Tibet! I chose an arduous but incredible overland journey from the Baltic States in Eastern Europe. Covering a total of 8.775km in plats kart (3rd class) on the Trans-Siberian Railway from St. Petersburg to Beijing; then 2 months across China, 10.061km to be precise, on hard seat (4th class) which certainly firmed up my bottom!

Getting a Tibet Tourism Bureau (TTB) permit isn’t easy. It took a week in the remote Western Chinese city of Xining on the foothills of the Tibetan Plateau. Since the Lhasa uprising riots in 2008, to enter the Tibetan Autonomous Region foreigners have to be part of a booked tour group in order to apply for a TTB permit. Without the permit, Chinese authorities will not let you in. The rules became much stricter again in 2012: Tibet permits will only be issued to a group with a minimum 5, even 6, travellers with the same nationality. You must do some preparation before even entering the region...

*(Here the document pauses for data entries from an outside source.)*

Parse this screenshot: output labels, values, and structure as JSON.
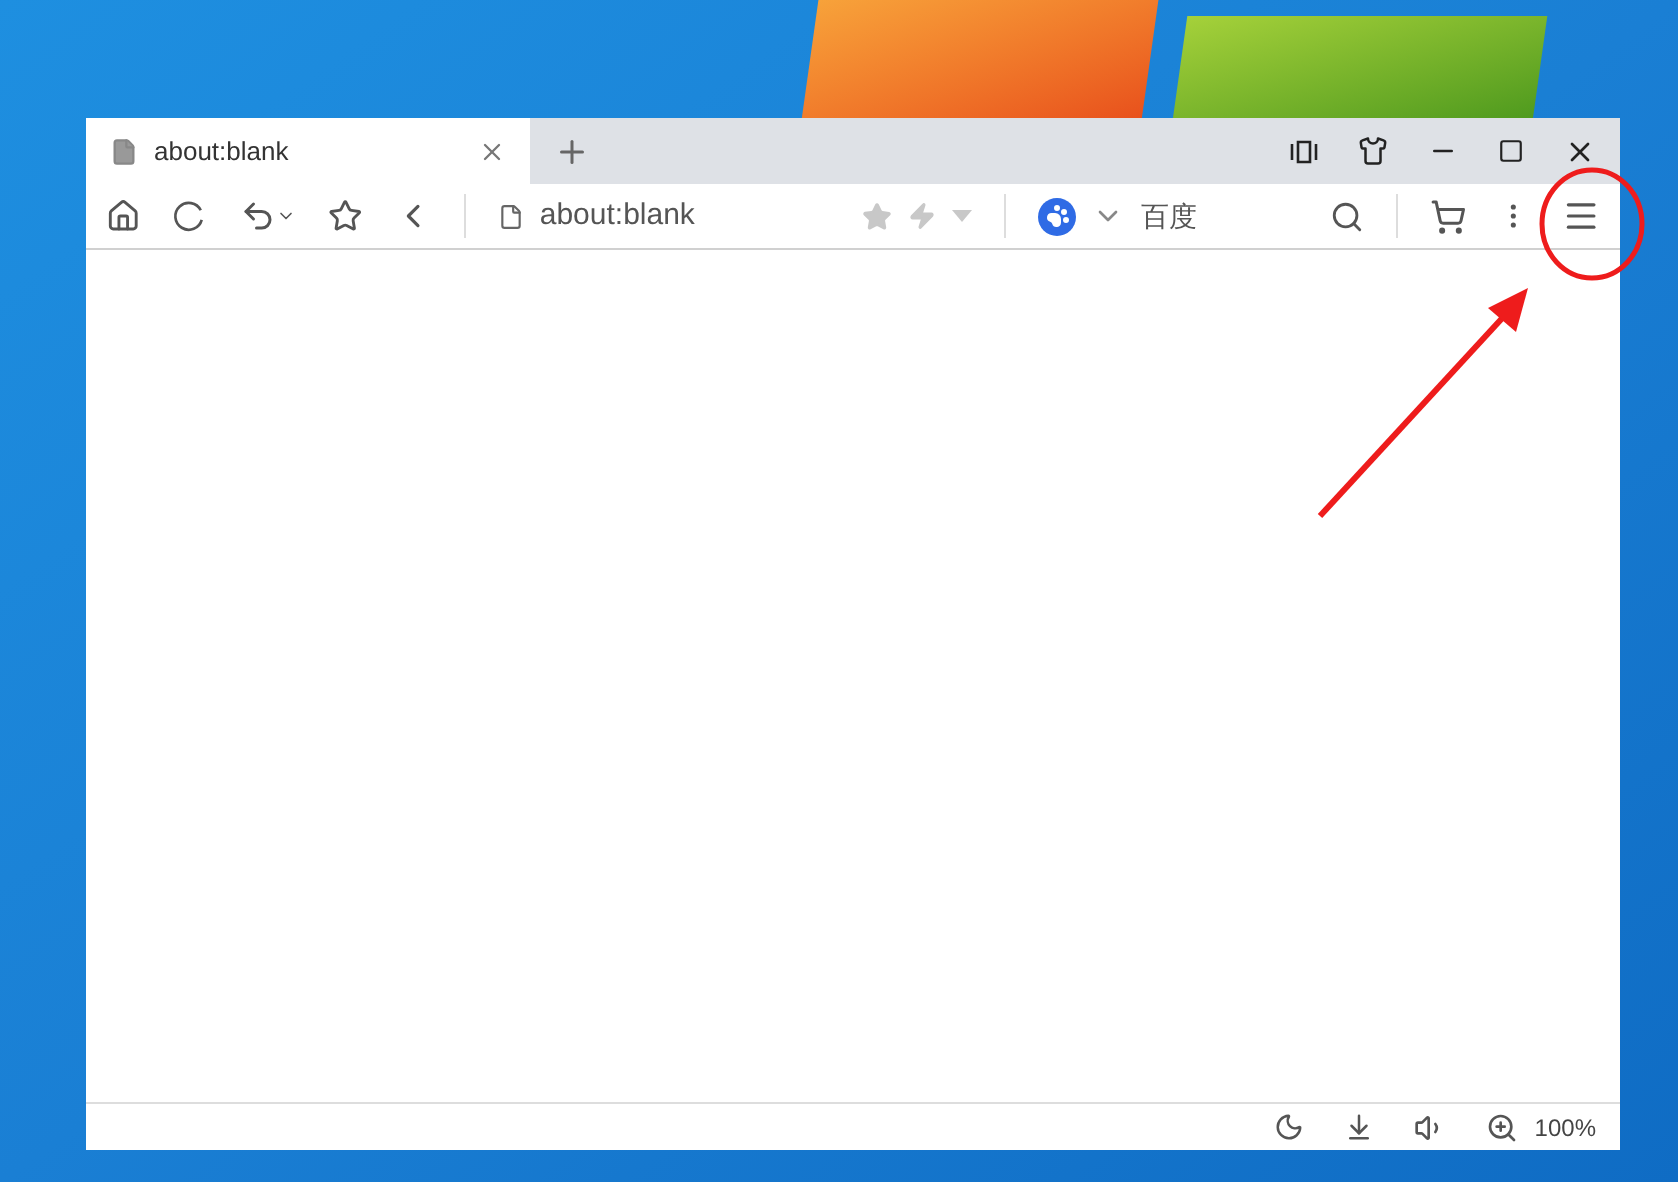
{
  "tabs": [
    {
      "title": "about:blank",
      "selected": true
    }
  ],
  "address_bar": {
    "value": "about:blank"
  },
  "search": {
    "engine": "百度"
  },
  "status_bar": {
    "zoom": "100%"
  }
}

The effort will be well worth it however! Entering the region on the world’s highest railway line at 5.072m, Tibet immediately feels very different to the rest of China. Tibetans are highly distinctive in appearance - an almost hybrid of Mongolian and rosy cheeked Andeans but with East Asian eyes. They are a kind, modest, deeply religious Buddhist race.

One of the highlights of any trip to Tibet is Potala Palace in Lhasa. Built under the guidance of the 5th Dalai Lama it really is a magical example of 17th century architecture. Shrouded by Lhasa and Tibet’s fragile and turbulent political and religious past with China, combined with the mystical images we see past and present, creates powerful and highly evocative emotions on first sight of the palace.

Tibet’s Everest Base Camp is just 14km from the north face of the world’s tallest mountain. At 5.150m it offers excellent views along the Rongphu Valley to Mount Everest’s soaring 8.848m peak. Driving in a 4x4 along the Friendship Highway across Tibet towards Nepal you pass remarkable high passes adorned with colourful prayer flags and vast spectacular Himalayan landscapes. If you ever get the chance, or wondered what yak-butter tea tastes like, go!

3 Responses to “Keven Osborne”

  1. Marieve

    your pictures are stunning!
    thanks for sharing your expérience with the world.

  2. Samuel

    Wow Keven! You made some mind blowing images, keep up the good work!

  3. An Smith

    Thanks very much for those amazing pics of Tibet.